Jensen also pointed to the problem of all of the graffiti on North Milwaukee Avenue.
“Milwaukee Avenue is pretty much a tagger super highway; most of the taggers are on bikes: either bmx or fixed gear road bikes,” said Jensen. “Milwaukee is pretty much tagged from downtown all the way out to Lawrence. The key time for taggers is from midnight to 6 a.m.”
With community organizations and volunteers pitching in to get rid of graffiti before the city does, certain companies that offer removal for a fee find they’re rarely called upon.
“I don’t do much graffiti cleaning. It’s a service we have offered but there does not seem to be much demand.

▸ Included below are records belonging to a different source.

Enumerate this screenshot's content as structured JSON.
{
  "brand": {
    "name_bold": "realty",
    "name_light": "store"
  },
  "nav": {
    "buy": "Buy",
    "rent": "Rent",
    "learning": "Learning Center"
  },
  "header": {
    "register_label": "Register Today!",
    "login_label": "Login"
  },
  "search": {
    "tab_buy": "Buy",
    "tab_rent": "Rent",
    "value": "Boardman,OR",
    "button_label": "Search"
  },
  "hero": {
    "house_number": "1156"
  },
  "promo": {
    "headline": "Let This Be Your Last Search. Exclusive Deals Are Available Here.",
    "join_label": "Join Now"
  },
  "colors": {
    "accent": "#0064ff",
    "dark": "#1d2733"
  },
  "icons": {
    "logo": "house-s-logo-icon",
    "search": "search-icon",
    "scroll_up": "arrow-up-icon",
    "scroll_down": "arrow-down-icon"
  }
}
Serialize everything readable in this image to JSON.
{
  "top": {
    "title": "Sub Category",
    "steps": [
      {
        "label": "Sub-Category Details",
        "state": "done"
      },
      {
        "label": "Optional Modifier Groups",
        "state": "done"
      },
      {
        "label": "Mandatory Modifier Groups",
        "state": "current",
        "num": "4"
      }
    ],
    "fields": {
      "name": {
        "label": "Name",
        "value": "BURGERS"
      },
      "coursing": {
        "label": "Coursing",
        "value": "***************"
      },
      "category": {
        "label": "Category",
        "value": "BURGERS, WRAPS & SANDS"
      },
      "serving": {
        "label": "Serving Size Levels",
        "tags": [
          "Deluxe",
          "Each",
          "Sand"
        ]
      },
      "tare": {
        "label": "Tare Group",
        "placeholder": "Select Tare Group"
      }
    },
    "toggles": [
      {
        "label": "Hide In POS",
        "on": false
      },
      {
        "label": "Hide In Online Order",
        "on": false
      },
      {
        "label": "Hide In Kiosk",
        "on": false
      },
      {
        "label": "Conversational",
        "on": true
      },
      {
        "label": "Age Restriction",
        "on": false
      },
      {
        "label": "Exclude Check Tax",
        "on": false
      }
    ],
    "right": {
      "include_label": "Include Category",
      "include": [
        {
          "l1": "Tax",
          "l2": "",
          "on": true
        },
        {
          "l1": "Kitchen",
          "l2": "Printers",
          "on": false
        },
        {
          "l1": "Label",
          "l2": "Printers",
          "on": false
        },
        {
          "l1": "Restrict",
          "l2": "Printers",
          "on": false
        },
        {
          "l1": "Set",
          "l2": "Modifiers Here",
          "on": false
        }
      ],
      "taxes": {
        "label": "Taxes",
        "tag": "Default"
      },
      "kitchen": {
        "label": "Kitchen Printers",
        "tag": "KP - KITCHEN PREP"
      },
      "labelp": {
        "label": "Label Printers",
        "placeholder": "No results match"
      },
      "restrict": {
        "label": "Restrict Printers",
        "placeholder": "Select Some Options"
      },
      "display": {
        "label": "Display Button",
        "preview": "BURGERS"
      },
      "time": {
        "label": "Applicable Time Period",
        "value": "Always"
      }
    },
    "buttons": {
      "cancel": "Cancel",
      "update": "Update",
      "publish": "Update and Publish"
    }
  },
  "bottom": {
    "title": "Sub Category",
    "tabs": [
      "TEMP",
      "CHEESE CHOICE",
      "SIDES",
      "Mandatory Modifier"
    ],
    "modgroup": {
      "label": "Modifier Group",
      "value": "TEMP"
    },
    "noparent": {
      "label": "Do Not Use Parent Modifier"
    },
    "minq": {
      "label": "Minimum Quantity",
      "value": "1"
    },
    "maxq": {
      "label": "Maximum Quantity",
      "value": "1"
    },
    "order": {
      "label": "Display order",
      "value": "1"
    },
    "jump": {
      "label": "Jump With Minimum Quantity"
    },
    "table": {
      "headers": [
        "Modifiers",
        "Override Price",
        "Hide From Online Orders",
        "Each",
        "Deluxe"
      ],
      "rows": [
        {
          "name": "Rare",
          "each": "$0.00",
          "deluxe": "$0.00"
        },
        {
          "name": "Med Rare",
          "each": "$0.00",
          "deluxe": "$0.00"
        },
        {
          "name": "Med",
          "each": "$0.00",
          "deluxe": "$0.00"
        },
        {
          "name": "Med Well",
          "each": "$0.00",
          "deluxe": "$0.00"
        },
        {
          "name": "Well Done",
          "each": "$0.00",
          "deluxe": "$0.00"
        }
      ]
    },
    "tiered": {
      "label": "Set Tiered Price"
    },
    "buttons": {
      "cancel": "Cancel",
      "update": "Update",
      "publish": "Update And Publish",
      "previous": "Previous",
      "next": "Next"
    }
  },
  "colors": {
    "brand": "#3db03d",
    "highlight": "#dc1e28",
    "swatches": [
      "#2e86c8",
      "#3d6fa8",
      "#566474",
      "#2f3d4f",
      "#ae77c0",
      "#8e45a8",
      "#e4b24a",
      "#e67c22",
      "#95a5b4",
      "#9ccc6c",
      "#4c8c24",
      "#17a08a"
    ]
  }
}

I think it’s because the city has a decent response to calls for graffiti,” said Scott Majeski of Puro Clean Property Restoration Specialists.
While communities have taken matters into their own hands at managing graffiti, Mayor Emanuel announced a budget expansion of the city’s graffiti program for 2013 in an October press release.
According to the press release, in 2013 the Department of Streets and Sanitation will add five painters to its graffiti removal program, a 25 percent increase.
When Mayor Emanuel arrived in office, he implemented a new graffiti removal strategy known as “blitzing,” where Chicago’s Graffiti Blasters focus on one area at a time, cleaning all graffiti in sight.
This tactic, in combination with budget cuts, made the graffiti removal process slower in 2012 though, according to an August article in the Chicago Sun-Times.